As revealed by the test results, the execution time for the studied networks was very short. Therefore, it can be concluded that the proposed method can be practically implemented for large networks.
5. Conclusions
The proposed model tried to solve robust day-ahead scheduling of joint electricity and gas networks based on new features. The first new aspect of the current paper was that fixed respective range (interval range) in conventional robust models was substituted with an uncertain respective range to better mimic the real-world characteristics of uncertain resources, such as wind power generation. In addition, the transmission switching technique was applied in the joint electricity and gas operation problem by virtue of more flexibility.

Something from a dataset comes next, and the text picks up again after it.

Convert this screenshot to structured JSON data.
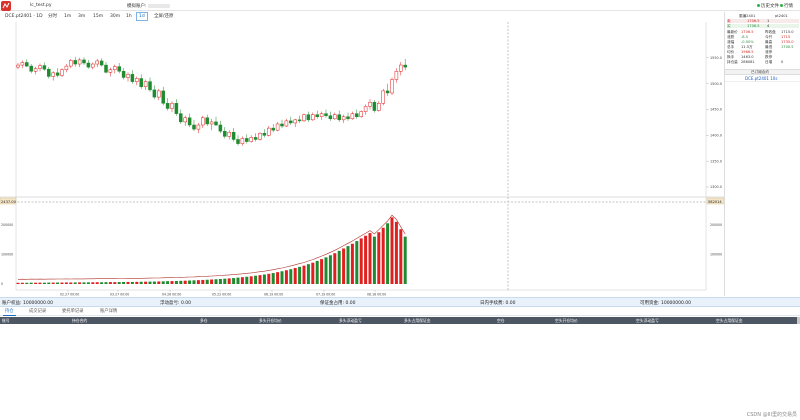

Since the multilevel robust optimization model could not be solved with conventional CCG algorithms because of nonconvexities in the inner minimization problem, a recent nested CCG algorithm was applied to overcome this shortcoming. The results were promising because of electricity networks with a higher number of transmission loops. Hence, the network operator could benefit from transmission line switching even considering the N-1 transmission line security criterion. The tractability of the proposed model could be improved, considering larger electricity and gas networks. The uncertain respective range can be investigated in other power system popular problems, such as security constraint unit commitment and robust economic dispatch. The multiresolution scheduling could also be investigated to capture more variability of the renewables with finer time resolutions. The comparison of two methods based on variable and fixed flexibility interval ranges has emphasized the effectiveness of this study. Furthermore, the operation cost of the study network in NBU=0.8 was obtained to be 1,101,072 USD, but in in NBU = 0.3, the operation cost could be reduced to 1,096,122 USD, which illustrates the advantages of the proposed method.